Source: Scottish Government, Economic Report on Scottish Agriculture, 2020

Crofting sector

In December 2022 SG published an Economic Conditions Report of Crofting 2019-2022 which provides an overview of the current economic conditions facing the crofting industry. It provides an update to the previous reports covering the periods 2011-2014 and 2015-2018. The research took the form of a survey of 4,000 crofters between July and September 2022 which sought views on a range of social and economic issues.

A key finding is that crofting remains an economically challenging industry in which to make a living, with one-third of crofters stating that they had made no income from crofting over the last 12 months, with just over half of crofters receiving an income from grant money and/or support schemes.

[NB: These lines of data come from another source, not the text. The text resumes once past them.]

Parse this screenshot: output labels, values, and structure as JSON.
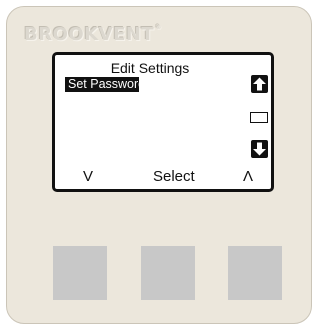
{
  "brand": {
    "name": "BROOKVENT",
    "mark": "®"
  },
  "screen": {
    "title": "Edit Settings",
    "selected_item": "Set Password",
    "softkeys": {
      "left": "V",
      "middle": "Select",
      "right": "Λ"
    },
    "icons": {
      "up": "arrow-up-icon",
      "down": "arrow-down-icon",
      "scroll": "scroll-indicator"
    }
  },
  "buttons": [
    {
      "name": "left-button"
    },
    {
      "name": "middle-button"
    },
    {
      "name": "right-button"
    }
  ],
  "colors": {
    "housing": "#ece7dc",
    "screen_border": "#111111",
    "highlight": "#111111",
    "button": "#c8c8c8"
  }
}
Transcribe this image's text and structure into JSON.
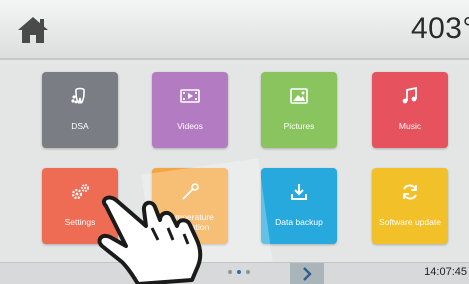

Other key findings from the report are set out under the following sub-headings.

Background/Demographics

  • crofters tend to be male (68%) and over the age of 55 (68%), although the proportion of female crofters has risen considerably, from 13% (2014) to 26% (2018) and is now 30% (2022).
  • the most likely reason to become a crofter is having been brought up in a crofting family – 48% of crofters have been doing so for over 20 years, although this is down considerably from 70% in 2014.

Income and Expenditure

  • those receiving no income from crofting has increased from 25% in 2018 to 38% in 2022 - the average crofting income is £4,538.
  • 82% of crofters have running costs of under £5,000 a year.
  • a greater proportion of crofters are now paying rent or a mortgage (64%) - up from 57% in 2018.
  • the vast majority of crofters (92%) agreed that crofting was not economically viable without household members supplementing their income from non-crofting related activities.

Croft Investment

  • there has been a slight decrease in the proportion of crofters looking to make investment in their croft, at 61%, down from 68% in 2018.
  • plans for investment in crofts had risen significantly, with 62% stating they planned to invest in their croft, compared to 48% in 2018.
  • livestock was the most common response in regard to the type of investment planned, 52%, followed by crops (30%) and forestry and woodland creation (22%).

Biodiversity

Questions on biodiversity, peatland restoration and woodland creation were newly added to the 2022 survey, and key findings include that:

  • 28% of crofters had undertaken one or more of these activities during the reporting period (2019-2022).
  • the most common activity undertaken was woodland/forestry creation (18%), followed by biodiversity activities (12%).
  • 25% of crofters have used available schemes to either restore peatland, carry out biodiversity activities or create forestry/woodland.
  • a lack of information (38%) and uncertainty on the potential benefit (37%) were the most common reasons for not undertaking these types of activities.